Typical voice recognition demos rarely go as smoothly as Apple’s Siri demo went today. It was flawless and stunning. As Apple explained it, Siri understands “concepts”. If true, then Siri has a form of artificial intelligence. Here were some of the examples I saw of Siri in action:
Scott Forstall, senior vice president of iOS Software at Apple, asked Siri, “How many days are there until Christmas?” Siri quickly responded that she was checking and then she displayed an accurate result. Forestall then asked, “Give me directions to Hoover Tower” Siri replied,: “Here are directions to Hoover tower” and then it displayed the map.

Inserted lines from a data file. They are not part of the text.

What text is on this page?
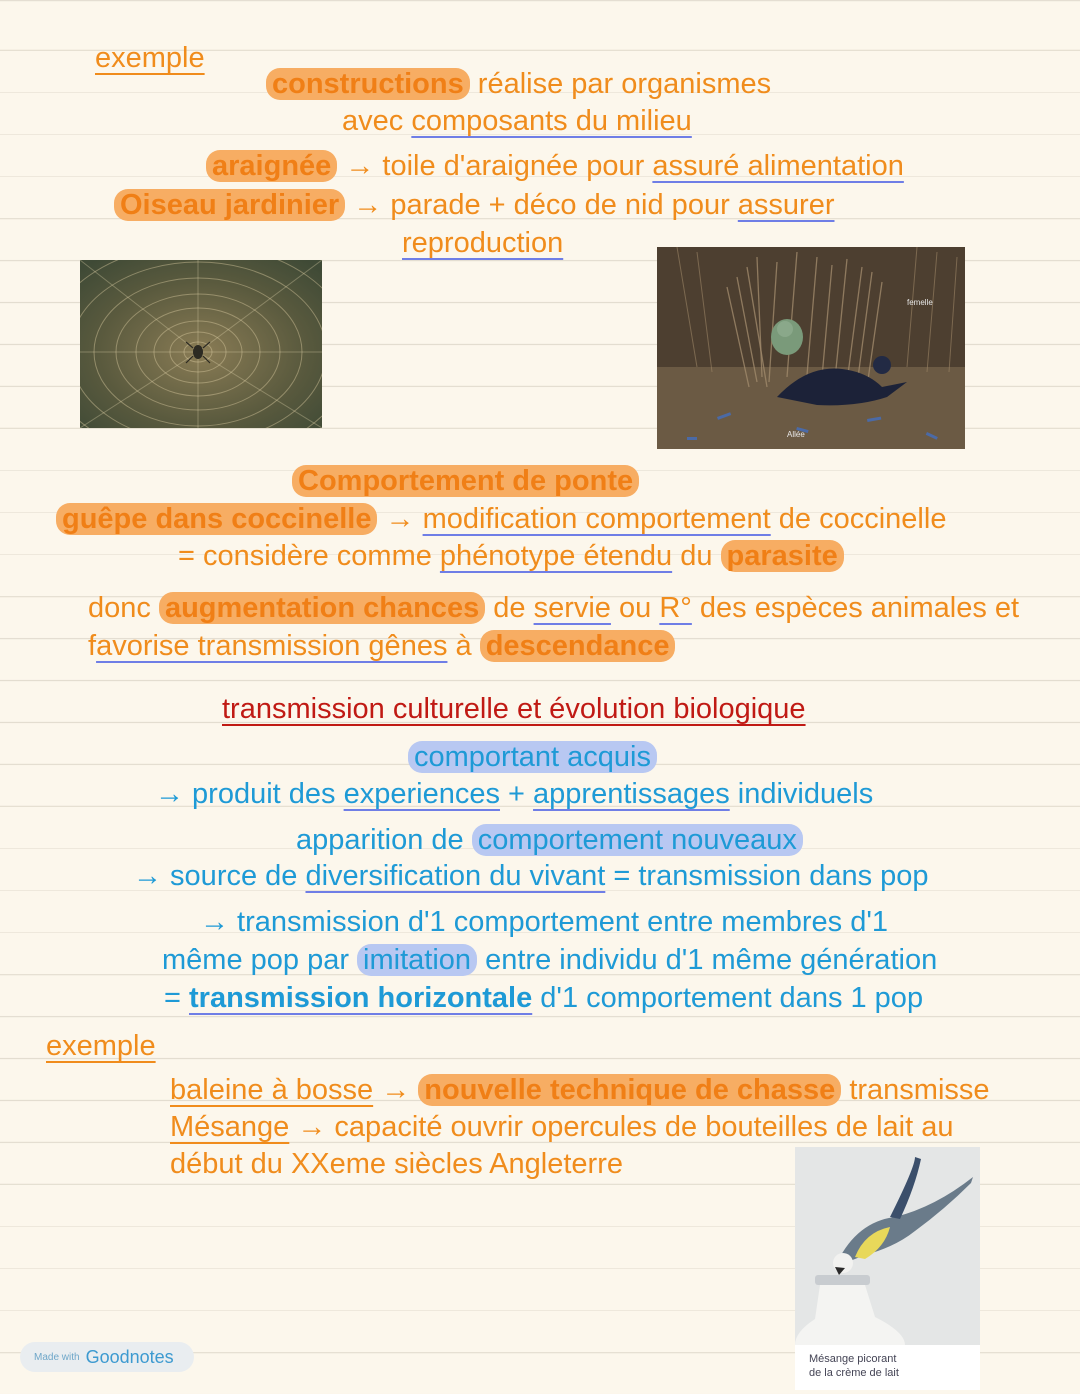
exemple
constructions réalise par organismes
avec composants du milieu
araignée → toile d'araignée pour assuré alimentation
Oiseau jardinier → parade + déco de nid pour assurer
reproduction
femelle
Allée
Comportement de ponte
guêpe dans coccinelle → modification comportement de coccinelle
= considère comme phénotype étendu du parasite
donc augmentation chances de servie ou R° des espèces animales et
favorise transmission gênes à descendance
transmission culturelle et évolution biologique
comportant acquis
→ produit des experiences + apprentissages individuels
apparition de comportement nouveaux
→ source de diversification du vivant = transmission dans pop
→ transmission d'1 comportement entre membres d'1
même pop par imitation entre individu d'1 même génération
= transmission horizontale d'1 comportement dans 1 pop
exemple
baleine à bosse → nouvelle technique de chasse transmisse
Mésange → capacité ouvrir opercules de bouteilles de lait au
début du XXeme siècles Angleterre
Mésange picorant
de la crème de lait
Made with Goodnotes
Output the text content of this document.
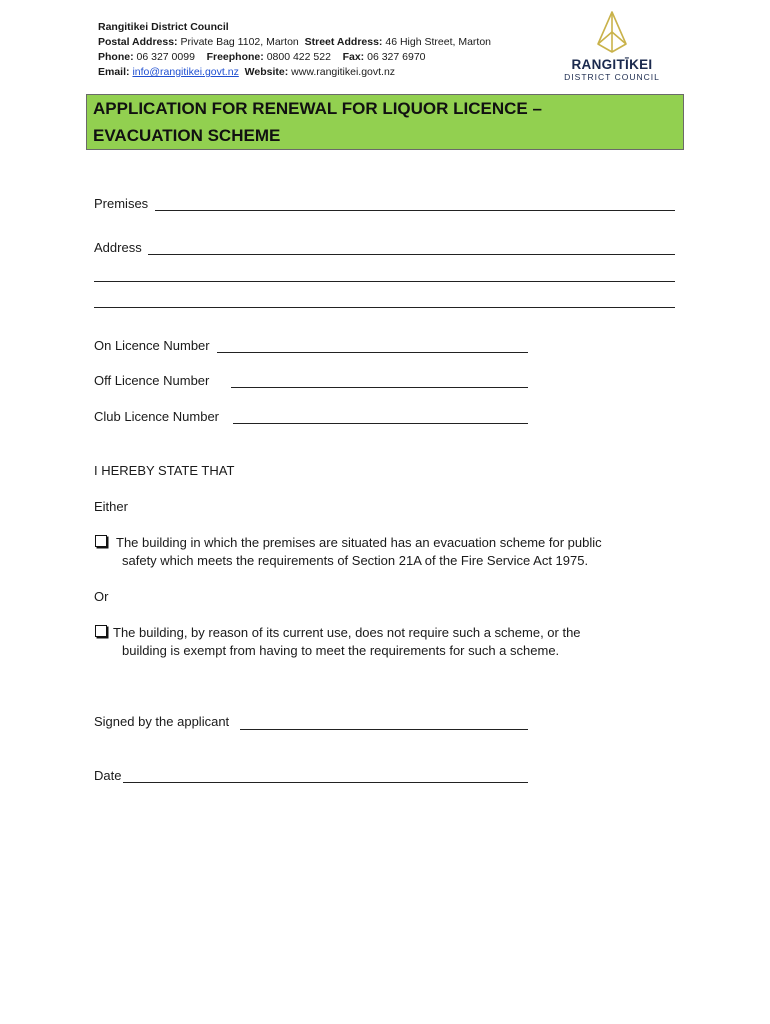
Rangitikei District Council
Postal Address: Private Bag 1102, Marton Street Address: 46 High Street, Marton
Phone: 06 327 0099 Freephone: 0800 422 522 Fax: 06 327 6970
Email: info@rangitikei.govt.nz Website: www.rangitikei.govt.nz	RANGITĪKEI
DISTRICT COUNCIL
APPLICATION FOR RENEWAL FOR LIQUOR LICENCE –
EVACUATION SCHEME
Premises
Address
On Licence Number
Off Licence Number
Club Licence Number
I HEREBY STATE THAT
Either
The building in which the premises are situated has an evacuation scheme for public
safety which meets the requirements of Section 21A of the Fire Service Act 1975.
Or
The building, by reason of its current use, does not require such a scheme, or the
building is exempt from having to meet the requirements for such a scheme.
Signed by the applicant
Date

In every instance, Siri showed off its deep integration with the phone and its native apps, including Maps, reminders, Calendar, Contacts and more.
We may soon forget that Apple failed to deliver an iPhone 5 on this day, but I doubt we’ll ever forget the first time we saw and heard Siri: The Intelligent Assistant in action.
Tim Cook took the stage and immediately noted that this was his first product announcement as CEO. Still, he didn’t seem nervous.
On the contrary, his near-country cadence was calm, even and, at times, mesmerizing. However, Cook wasn’t all that interested in the stage and ceded the platform to Phil Schiller, Apple’s senior vice president of worldwide product marketing, for the lion’s share of major announcements. Cook handled where Apple is now and how it got here. He cracked a couple of jokes, but I don’t recall any Jobsian-style zingers. Cook did not pull a one-more thing out of his back pocket. No, he simply thanked us all for coming and then quietly left the stage.
Steve Jobs did not show up and Cook, smartly, did not try to be him. It’s the end of an era at Apple and, clearly, the beginning of a new one.